The Nifty formed another Doji pattern today after moving in a narrow band of 50 points, indicating indecisiveness among participants ahead of Christmas holidays in US and European markets. The index closed below its crucial trendline support level of 5,050, while maintaining its 50-day daily moving average (DMA) support at 5,000.
According to a technical analyst at Edelweiss Research, the reversal from 50 DMA depicted that the index still remained range-bound. A rally above the 20 DMA level of 5,078 would indicate further rise, while a close below 5,000 would be considered a sign of weakness.

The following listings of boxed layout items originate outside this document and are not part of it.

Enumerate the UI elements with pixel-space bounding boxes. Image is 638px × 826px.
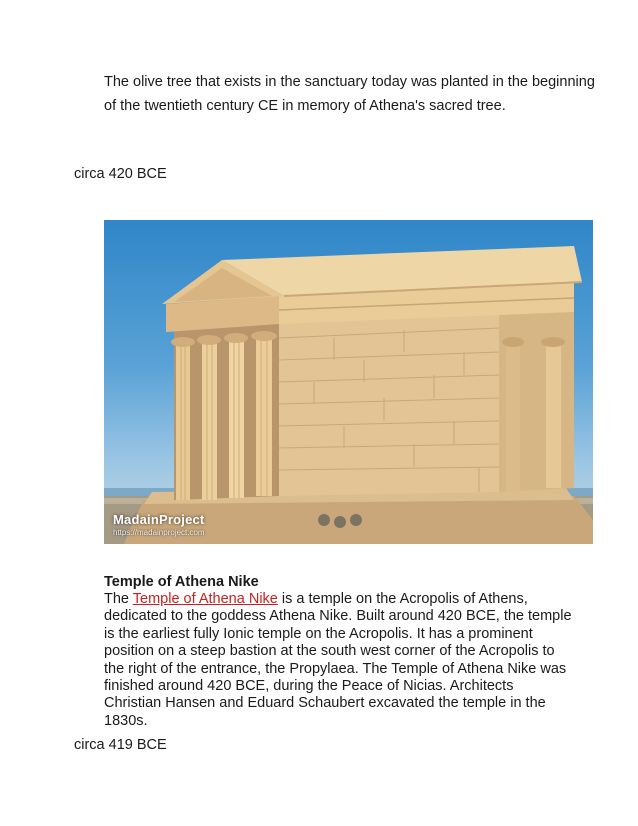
- capital-right-1: [502, 337, 524, 347]
- column-right-2: [546, 342, 561, 488]
- capital-right-2: [541, 337, 565, 347]
- date-label-420: circa 420 BCE: [74, 166, 167, 182]
- watermark-title: MadainProject: [113, 512, 205, 527]
- caption-body: [104, 591, 574, 730]
- date-label-419: circa 419 BCE: [74, 737, 167, 753]
- intro-paragraph: The olive tree that exists in the sanctuary today was planted in the beginning of the twentieth century CE in memory of Athena's sacred tree.: [104, 74, 595, 114]
- temple-photo: [104, 220, 593, 544]
- temple-illustration: [104, 220, 593, 544]
- column-right-1: [506, 342, 520, 492]
- caption-block: [104, 573, 574, 730]
- foreground-objects: [318, 514, 362, 528]
- caption-text: is a temple on the Acropolis of Athens, dedicated to the goddess Athena Nike. Built around 420 BCE, the temple is the earliest fully Ionic temple on the Acropolis. It has a prominent position on a steep bastion at the south west corner of the Acropolis to the right of the entrance, the Propylaea. The Temple of Athena Nike was finished around 420 BCE, during the Peace of Nicias. Architects Christian Hansen and Eduard Schaubert excavated the temple in the 1830s.: [104, 591, 572, 729]
- caption-lead: The: [104, 591, 133, 607]
- temple-link[interactable]: Temple of Athena Nike: [132, 591, 278, 607]
- caption-title: Temple of Athena Nike: [104, 574, 259, 590]
- watermark-url: https://madainproject.com: [113, 528, 205, 537]
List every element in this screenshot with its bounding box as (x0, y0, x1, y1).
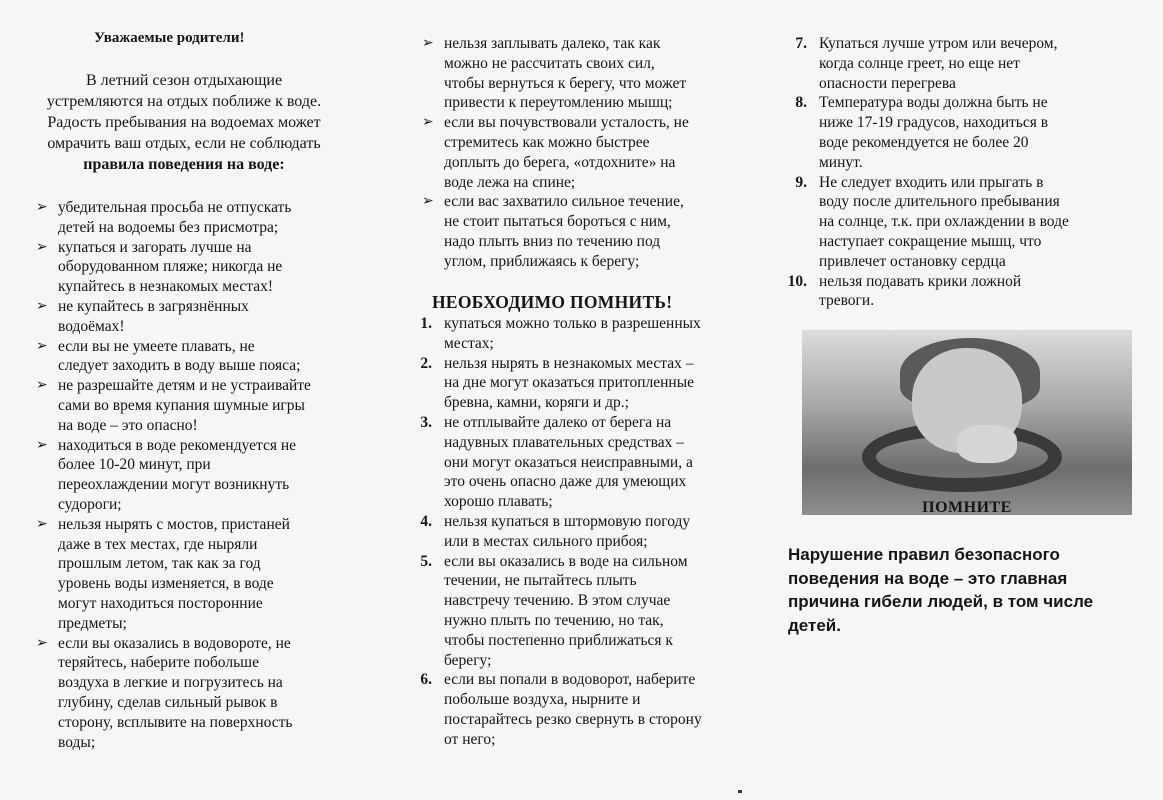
numbered-item-line: берегу; (444, 651, 492, 669)
intro-rules-title: правила поведения на воде: (83, 156, 285, 173)
numbered-item-line: побольше воздуха, нырните и (444, 691, 641, 709)
item-number: 9. (795, 173, 807, 191)
numbered-item-line: они могут оказаться неисправными, а (444, 453, 693, 471)
list-item-line: купайтесь в незнакомых местах! (58, 278, 274, 296)
list-item-line: сами во время купания шумные игры (58, 396, 305, 414)
list-item (24, 376, 356, 435)
arrow-bullet-icon: ➢ (36, 377, 48, 394)
arrow-bullet-icon: ➢ (422, 35, 434, 51)
numbered-item (410, 552, 750, 671)
numbered-item-line: местах; (444, 334, 494, 352)
numbered-item-line: это очень опасно даже для умеющих (444, 473, 687, 491)
numbered-item-line: постарайтесь резко свернуть в сторону (444, 710, 702, 728)
item-number: 8. (795, 94, 807, 112)
numbered-item-line: опасности перегрева (819, 74, 956, 92)
numbered-item (410, 314, 750, 354)
numbered-item-line: ниже 17-19 градусов, находиться в (819, 114, 1049, 132)
numbered-item (410, 354, 750, 413)
numbered-item-line: наступает сокращение мышц, что (819, 232, 1042, 250)
list-item-line: углом, приближаясь к берегу; (444, 252, 640, 270)
intro-line: В летний сезон отдыхающие (85, 72, 283, 89)
list-item-line: переохлаждении могут возникнуть (58, 476, 290, 494)
numbered-item-line: нельзя купаться в штормовую погоду (444, 512, 691, 530)
list-item-line: убедительная просьба не отпускать (58, 199, 292, 216)
list-item-line: не разрешайте детям и не устраивайте (58, 377, 311, 395)
intro-line: Радость пребывания на водоемах может (47, 114, 321, 131)
child-hand (957, 425, 1017, 463)
warning-text (788, 543, 1128, 637)
list-item-line: если вы не умеете плавать, не (58, 337, 255, 355)
list-item-line: предметы; (58, 614, 127, 632)
list-item-line: нельзя заплывать далеко, так как (444, 35, 661, 52)
numbered-item-line: Купаться лучше утром или вечером, (819, 35, 1058, 52)
list-item-line: не стоит пытаться бороться с ним, (444, 213, 671, 231)
numbered-item-line: на дне могут оказаться притопленные (444, 374, 695, 392)
list-item-line: надо плыть вниз по течению под (444, 232, 661, 250)
list-item (24, 515, 356, 634)
rules-list-left (24, 198, 356, 752)
list-item-line: могут находиться посторонние (58, 594, 263, 612)
numbered-list-middle (410, 314, 750, 750)
item-number: 4. (420, 512, 432, 530)
list-item-line: чтобы вернуться к берегу, что может (444, 74, 687, 92)
numbered-item-line: если вы оказались в воде на сильном (444, 552, 688, 570)
print-speck (738, 790, 742, 793)
numbered-item (785, 93, 1135, 172)
numbered-item-line: нельзя нырять в незнакомых местах – (444, 354, 694, 372)
list-item (410, 34, 750, 113)
list-item-line: оборудованном пляже; никогда не (58, 258, 283, 276)
numbered-item (410, 512, 750, 552)
list-item-line: воды; (58, 733, 96, 751)
list-item-line: на воде – это опасно! (58, 416, 198, 434)
list-item-line: детей на водоемы без присмотра; (58, 218, 279, 236)
list-item-line: находиться в воде рекомендуется не (58, 436, 297, 454)
item-number: 3. (420, 413, 432, 431)
list-item-line: если вы почувствовали усталость, не (444, 114, 689, 132)
intro-line: омрачить ваш отдых, если не соблюдать (47, 135, 321, 152)
numbered-item (410, 670, 750, 749)
numbered-item-line: воде рекомендуется не более 20 (819, 133, 1029, 151)
numbered-item-line: навстречу течению. В этом случае (444, 592, 671, 610)
list-item-line: привести к переутомлению мышц; (444, 94, 673, 112)
greeting-heading: Уважаемые родители! (94, 30, 245, 46)
numbered-item-line: Температура воды должна быть не (819, 94, 1048, 112)
numbered-item-line: от него; (444, 730, 496, 748)
numbered-item-line: тревоги. (819, 292, 875, 310)
item-number: 5. (420, 552, 432, 570)
numbered-item (785, 34, 1135, 93)
intro-line: устремляются на отдых поближе к воде. (46, 93, 322, 110)
numbered-item (785, 272, 1135, 312)
list-item (24, 238, 356, 297)
rules-list-middle (410, 34, 750, 272)
remember-heading: НЕОБХОДИМО ПОМНИТЬ! (432, 292, 673, 312)
list-item-line: даже в тех местах, где ныряли (58, 535, 258, 553)
list-item-line: доплыть до берега, «отдохните» на (444, 153, 676, 171)
list-item-line: теряйтесь, наберите побольше (58, 654, 259, 672)
list-item-line: сторону, всплывите на поверхность (58, 713, 293, 731)
list-item (24, 198, 356, 238)
list-item-line: купаться и загорать лучше на (58, 238, 252, 256)
intro-paragraph (14, 70, 354, 175)
child-swimming-photo (802, 330, 1132, 515)
warning-line: Нарушение правил безопасного (788, 545, 1060, 564)
photo-caption: ПОМНИТЕ (922, 499, 1012, 515)
list-item (24, 337, 356, 377)
list-item-line: стремитесь как можно быстрее (444, 133, 650, 151)
numbered-item-line: воду после длительного пребывания (819, 193, 1060, 211)
list-item-line: более 10-20 минут, при (58, 456, 211, 474)
list-item-line: нельзя нырять с мостов, пристаней (58, 515, 290, 533)
numbered-item-line: нельзя подавать крики ложной (819, 272, 1022, 290)
numbered-item-line: минут. (819, 153, 863, 171)
list-item-line: прошлым летом, так как за год (58, 555, 261, 573)
item-number: 7. (795, 35, 807, 52)
arrow-bullet-icon: ➢ (36, 199, 48, 215)
numbered-item-line: или в местах сильного прибоя; (444, 532, 648, 550)
list-item-line: можно не рассчитать своих сил, (444, 54, 655, 72)
item-number: 6. (420, 671, 432, 689)
list-item (24, 634, 356, 753)
list-item-line: водоёмах! (58, 317, 125, 335)
numbered-item-line: бревна, камни, коряги и др.; (444, 394, 629, 412)
item-number: 1. (420, 315, 432, 332)
list-item-line: воде лежа на спине; (444, 173, 576, 191)
arrow-bullet-icon: ➢ (422, 193, 434, 210)
list-item (24, 436, 356, 515)
list-item-line: воздуха в легкие и погрузитесь на (58, 674, 283, 692)
list-item (410, 192, 750, 271)
arrow-bullet-icon: ➢ (422, 114, 434, 131)
warning-line: причина гибели людей, в том числе (788, 592, 1094, 611)
arrow-bullet-icon: ➢ (36, 337, 48, 354)
numbered-item-line: когда солнце греет, но еще нет (819, 54, 1020, 72)
numbered-item-line: если вы попали в водоворот, наберите (444, 671, 696, 689)
numbered-item-line: Не следует входить или прыгать в (819, 173, 1044, 191)
numbered-item-line: купаться можно только в разрешенных (444, 315, 701, 332)
list-item-line: если вас захватило сильное течение, (444, 193, 684, 211)
arrow-bullet-icon: ➢ (36, 436, 48, 453)
numbered-item-line: хорошо плавать; (444, 493, 553, 511)
list-item (410, 113, 750, 192)
list-item-line: судороги; (58, 495, 122, 513)
list-item-line: следует заходить в воду выше пояса; (58, 357, 301, 375)
list-item (24, 297, 356, 337)
item-number: 10. (787, 272, 807, 290)
numbered-item-line: надувных плавательных средствах – (444, 433, 684, 451)
numbered-item (785, 173, 1135, 272)
numbered-item-line: чтобы постепенно приближаться к (444, 631, 673, 649)
list-item-line: не купайтесь в загрязнённых (58, 297, 249, 315)
numbered-item-line: нужно плыть по течению, но так, (444, 611, 664, 629)
arrow-bullet-icon: ➢ (36, 238, 48, 255)
arrow-bullet-icon: ➢ (36, 515, 48, 532)
item-number: 2. (420, 354, 432, 372)
list-item-line: если вы оказались в водовороте, не (58, 634, 291, 652)
warning-line: детей. (788, 615, 841, 635)
numbered-item-line: не отплывайте далеко от берега на (444, 413, 672, 431)
warning-line: поведения на воде – это главная (788, 568, 1068, 588)
list-item-line: уровень воды изменяется, в воде (58, 575, 274, 593)
arrow-bullet-icon: ➢ (36, 297, 48, 314)
numbered-item-line: течении, не пытайтесь плыть (444, 572, 637, 590)
numbered-item-line: привлечет остановку сердца (819, 252, 1006, 270)
arrow-bullet-icon: ➢ (36, 634, 48, 651)
numbered-item-line: на солнце, т.к. при охлаждении в воде (819, 213, 1069, 231)
numbered-list-right (785, 34, 1135, 311)
numbered-item (410, 413, 750, 512)
list-item-line: глубину, сделав сильный рывок в (58, 693, 278, 711)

The Nifty December futures continue to trade at a discount of 1-2 points to the spot, indicating profit-booking. The intraday trading data for the December futures show a change of hands among traders and profit-booking from bull operators as the Nifty shed 1.07 million shares in open interest through sell-side trades. However, the trading pattern in the last few days suggests that bears are waiting for an opportunity to cover their short position as they expect fresh correction in coming days. Foreign institutional investors (FIIs), though net sellers in the index futures in the last couple of days, are not creating fresh shorts but have unwound their long position.

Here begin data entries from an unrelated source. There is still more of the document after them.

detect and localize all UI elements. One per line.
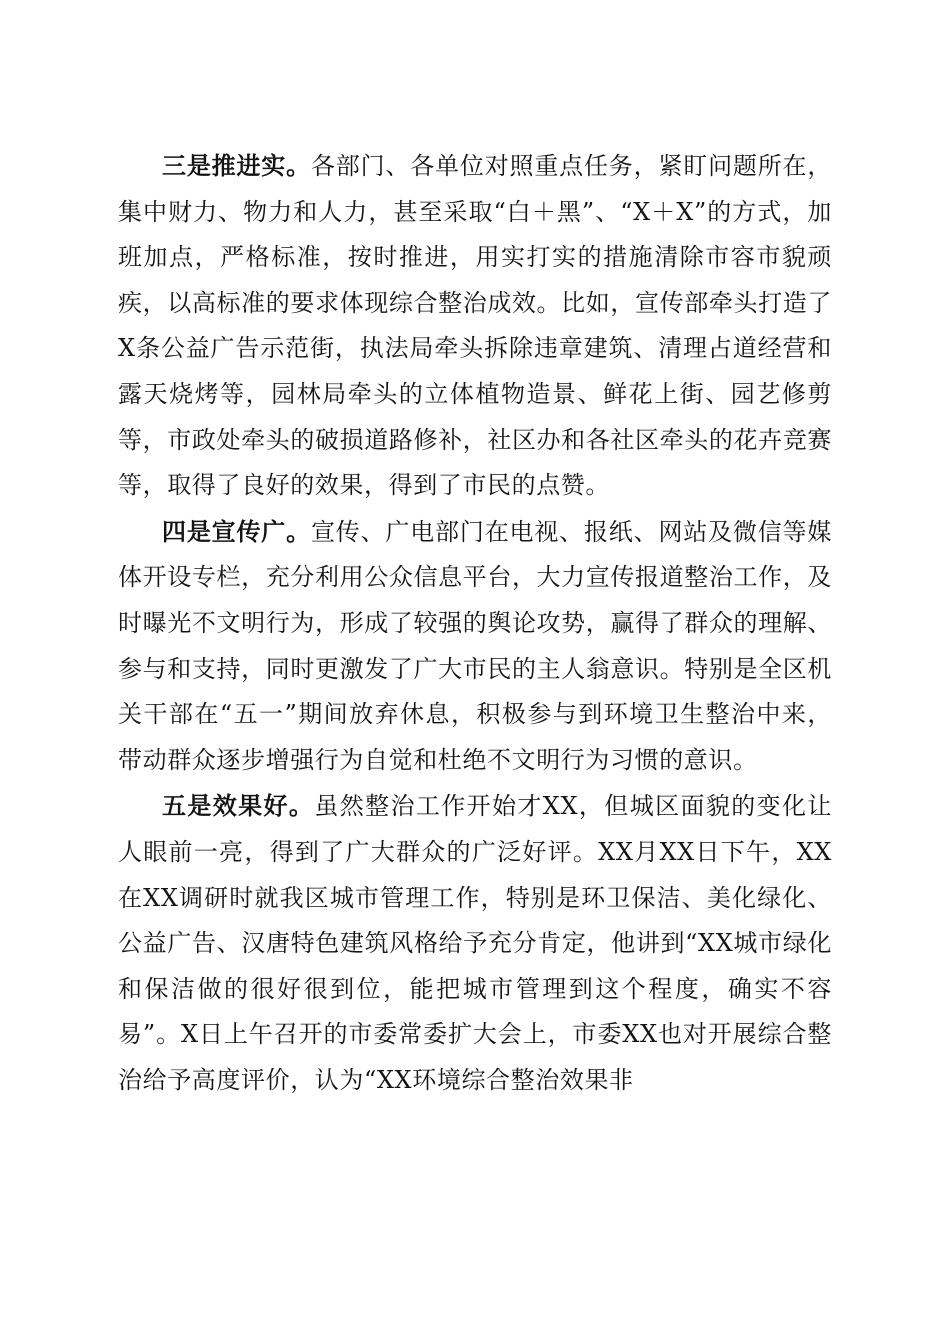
paragraph-text: 宣传、广电部门在电视、报纸、网站及微信等媒体开设专栏，充分利用公众信息平台，大力宣传报道整治工作，及时曝光不文明行为，形成了较强的舆论攻势，赢得了群众的理解、参与和支持，同时更激发了广大市民的主人翁意识。特别是全区机关干部在“五一”期间放弃休息，积极参与到环境卫生整治中来，带动群众逐步增强行为自觉和杜绝不文明行为习惯的意识。 (118, 517, 832, 774)
paragraph-text: 各部门、各单位对照重点任务，紧盯问题所在，集中财力、物力和人力，甚至采取“白＋黑”、“X＋X”的方式，加班加点，严格标准，按时推进，用实打实的措施清除市容市貌顽疾，以高标准的要求体现综合整治成效。比如，宣传部牵头打造了X条公益广告示范街，执法局牵头拆除违章建筑、清理占道经营和露天烧烤等，园林局牵头的立体植物造景、鲜花上街、园艺修剪等，市政处牵头的破损道路修补，社区办和各社区牵头的花卉竞赛等，取得了良好的效果，得到了市民的点赞。 (118, 152, 832, 500)
paragraph-text: 虽然整治工作开始才XX，但城区面貌的变化让人眼前一亮，得到了广大群众的广泛好评。XX月XX日下午，XX在XX调研时就我区城市管理工作，特别是环卫保洁、美化绿化、公益广告、汉唐特色建筑风格给予充分肯定，他讲到“XX城市绿化和保洁做的很好很到位，能把城市管理到这个程度，确实不容易”。X日上午召开的市委常委扩大会上，市委XX也对开展综合整治给予高度评价，认为“XX环境综合整治效果非 (118, 792, 832, 1094)
paragraph-heading: 四是宣传广。 (162, 516, 311, 546)
paragraph-promotion (118, 143, 832, 509)
paragraph-heading: 五是效果好。 (162, 791, 315, 821)
paragraph-publicity (118, 509, 832, 784)
paragraph-results (118, 783, 832, 1103)
paragraph-heading: 三是推进实。 (162, 151, 311, 180)
document-body (118, 143, 832, 1103)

Unwinding is visible in 4,900-5,200 puts in the form of short-covering as traders expect a range-bound market going ahead. The 5,000 put witnessed a change of hands as this put option added 146,300 shares in open interest despite a trading volume of 13.86 million shares as traders expect the Nifty to trade below the 5,000 level going forward. Similarly, the change of hands was seen for the 5,100 call as this call added an open interest of 44,650 shares despite a trading volume of 15.16 million shares. This means traders expect the Nifty may not recover from the current level and may face strong resistance above the 5,100 level.